Internal reference model
The internal reference model (IRM; Dyjas et al., 2012) assumes that subjects maintain and update an internal reference, which represents a geometric moving average of previously observed durations. When a duration xm,n, indexed by n, the internal reference In is updated through a weighted average of the previous internal reference (In−1) and the currently observed duration xm:
$$ {I}_n=g\ast {I}_{n-1}+\left(g-1\right)\ast {x}_{m,n} $$
(6)
where g, 0 ≤ g < 1 is the constant weight on In−1. In effect, g controls a trade-off between having a stable internal reference (high g) and quickly adapting to new durations (low g).

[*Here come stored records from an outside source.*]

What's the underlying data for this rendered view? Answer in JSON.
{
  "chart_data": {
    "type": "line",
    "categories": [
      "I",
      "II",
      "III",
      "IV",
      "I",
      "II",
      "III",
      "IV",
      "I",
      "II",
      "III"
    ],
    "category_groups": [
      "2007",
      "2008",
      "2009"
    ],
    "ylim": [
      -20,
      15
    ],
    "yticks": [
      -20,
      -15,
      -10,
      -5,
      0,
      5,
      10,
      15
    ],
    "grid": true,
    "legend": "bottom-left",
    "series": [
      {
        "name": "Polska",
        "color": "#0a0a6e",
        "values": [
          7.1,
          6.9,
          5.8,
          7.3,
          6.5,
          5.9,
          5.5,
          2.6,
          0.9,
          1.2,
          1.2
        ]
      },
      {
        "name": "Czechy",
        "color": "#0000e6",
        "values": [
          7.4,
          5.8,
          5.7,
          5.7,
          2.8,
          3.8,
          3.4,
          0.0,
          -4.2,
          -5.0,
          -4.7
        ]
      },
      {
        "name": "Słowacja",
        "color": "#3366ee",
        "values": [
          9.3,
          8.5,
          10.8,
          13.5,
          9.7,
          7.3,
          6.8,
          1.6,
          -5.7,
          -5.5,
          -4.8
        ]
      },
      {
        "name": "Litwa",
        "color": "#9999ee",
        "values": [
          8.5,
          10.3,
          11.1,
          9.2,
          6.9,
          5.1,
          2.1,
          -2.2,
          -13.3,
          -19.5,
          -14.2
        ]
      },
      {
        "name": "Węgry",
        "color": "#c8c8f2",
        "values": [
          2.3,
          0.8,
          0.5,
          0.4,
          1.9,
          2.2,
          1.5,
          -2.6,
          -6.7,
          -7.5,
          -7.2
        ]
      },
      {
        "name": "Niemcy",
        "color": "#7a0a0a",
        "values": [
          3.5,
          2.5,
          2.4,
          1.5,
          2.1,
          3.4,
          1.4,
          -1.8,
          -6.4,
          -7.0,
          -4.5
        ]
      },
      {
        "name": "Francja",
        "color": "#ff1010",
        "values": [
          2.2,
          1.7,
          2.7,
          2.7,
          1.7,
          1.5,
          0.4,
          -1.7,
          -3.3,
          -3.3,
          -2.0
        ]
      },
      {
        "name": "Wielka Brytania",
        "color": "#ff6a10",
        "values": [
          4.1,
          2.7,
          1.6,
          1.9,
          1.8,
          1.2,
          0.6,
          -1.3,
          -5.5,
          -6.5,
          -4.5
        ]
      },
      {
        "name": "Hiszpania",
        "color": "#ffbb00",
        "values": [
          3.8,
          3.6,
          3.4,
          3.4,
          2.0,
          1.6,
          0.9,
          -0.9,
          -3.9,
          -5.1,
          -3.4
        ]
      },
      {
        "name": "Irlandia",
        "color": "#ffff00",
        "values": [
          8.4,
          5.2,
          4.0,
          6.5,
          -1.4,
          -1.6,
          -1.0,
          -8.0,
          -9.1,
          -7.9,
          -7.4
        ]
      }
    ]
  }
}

Dyjas et al. (2012) describe two different versions of IRM that can be used to explain performance in duration discrimination tasks. In the first version, which we will refer to as IRM1, only the first duration updates the internal reference. This internal reference, in turn, is compared with the observed second duration, which does not update the internal reference. In the second version (IRM2), both durations update the internal reference and both internal references are compared with generate a decision about whether the second stimulus was longer or shorter than the first. For all simulations, we use g = 0.15. All data, materials, code and supplemental materials are available on the Open Science Framework (osf.io/hu43y).